Butterfly Football Club’s goalkeeper is small in stature. He makes up for it with agility and a powerful left boot. Radar locked on his target up field, he launches a searching ball. On the mark. His winger collects and surges up the right flank, before whipping a low cross in front of goal – tantalisingly close to the studs of an outstretched striker. Close, but no reward. This time. The team from Thaba Nchu in the Free State will have to do better if they’re to retain the Vision World Cup they won last year.
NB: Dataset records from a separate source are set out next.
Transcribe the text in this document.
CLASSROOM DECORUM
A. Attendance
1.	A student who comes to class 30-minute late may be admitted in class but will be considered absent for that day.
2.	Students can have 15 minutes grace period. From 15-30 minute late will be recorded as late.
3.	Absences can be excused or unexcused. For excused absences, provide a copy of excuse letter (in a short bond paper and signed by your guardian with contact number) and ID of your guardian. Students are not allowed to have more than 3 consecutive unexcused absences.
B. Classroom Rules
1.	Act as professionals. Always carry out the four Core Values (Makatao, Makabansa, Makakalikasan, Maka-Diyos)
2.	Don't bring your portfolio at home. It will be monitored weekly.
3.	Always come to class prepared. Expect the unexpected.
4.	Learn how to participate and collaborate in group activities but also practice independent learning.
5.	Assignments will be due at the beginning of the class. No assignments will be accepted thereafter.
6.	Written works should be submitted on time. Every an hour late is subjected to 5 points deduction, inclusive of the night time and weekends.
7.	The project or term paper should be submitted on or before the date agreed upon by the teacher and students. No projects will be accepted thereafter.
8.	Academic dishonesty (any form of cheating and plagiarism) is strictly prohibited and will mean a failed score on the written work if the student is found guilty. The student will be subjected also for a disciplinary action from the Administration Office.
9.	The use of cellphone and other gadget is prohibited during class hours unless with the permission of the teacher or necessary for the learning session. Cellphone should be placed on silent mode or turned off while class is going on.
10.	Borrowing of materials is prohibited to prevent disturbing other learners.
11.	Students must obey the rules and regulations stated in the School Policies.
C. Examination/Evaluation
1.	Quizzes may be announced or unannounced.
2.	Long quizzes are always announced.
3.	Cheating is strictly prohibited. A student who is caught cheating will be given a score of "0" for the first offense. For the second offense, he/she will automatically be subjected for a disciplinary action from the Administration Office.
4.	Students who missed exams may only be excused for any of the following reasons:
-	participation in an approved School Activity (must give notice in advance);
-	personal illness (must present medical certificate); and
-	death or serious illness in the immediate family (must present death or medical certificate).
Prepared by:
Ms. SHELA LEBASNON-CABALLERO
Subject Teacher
With a wry smile, Mosela Motsoari looks on from the sidelines of their dusty home turf. Co-founder and coach of the Butterflies alongside her husband, she knows that it will come together on game day. Winning is a habit that her boys have grown into. For now, she’s more concerned with keeping them focused on their off-field exploits. The club’s training programme includes compulsory after-school homework sessions, and the benchmark for making it off the bench is a decent academic record. Working with parents and teachers, Motsoari’s season-long goal is to cultivate among her players an addiction for success in their schoolwork as much as in sport.
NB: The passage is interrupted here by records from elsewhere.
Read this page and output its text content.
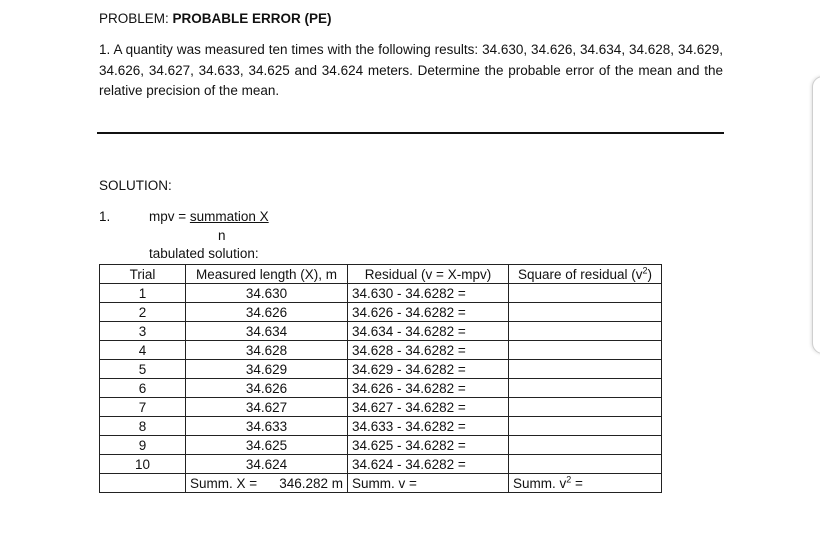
PROBLEM: PROBABLE ERROR (PE)
1. A quantity was measured ten times with the following results: 34.630, 34.626, 34.634, 34.628, 34.629, 34.626, 34.627, 34.633, 34.625 and 34.624 meters. Determine the probable error of the mean and the relative precision of the mean.
SOLUTION:
1.	mpv = summation X
n
tabulated solution:
Trial	Measured length (X), m	Residual (v = X-mpv)	Square of residual $(v^2)$
1	34.630	34.630 - 34.6282 =	
2	34.626	34.626 - 34.6282 =	
3	34.634	34.634 - 34.6282 =	
4	34.628	34.628 - 34.6282 =	
5	34.629	34.629 - 34.6282 =	
6	34.626	34.626 - 34.6282 =	
7	34.627	34.627 - 34.6282 =	
8	34.633	34.633 - 34.6282 =	
9	34.625	34.625 - 34.6282 =	
10	34.624	34.624 - 34.6282 =	

	Summ. X = 346.282 m	Summ. v =	Summ. $v^2$ =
“Our motto is build me, build the nation,” says Motsoari, who believes that her community can prosper through investing in children. “By balancing football and education we are grooming future leaders.” The area desperately needs help in overcoming a number of socio-economic barriers – both Motsoari and her husband are themselves unemployed. But the couple realise that the most pressing concern is the wellbeing of the youth, selflessly placing this above their immediate personal difficulty. Their service to their community is an example of the type of leadership that South Africa needs right now.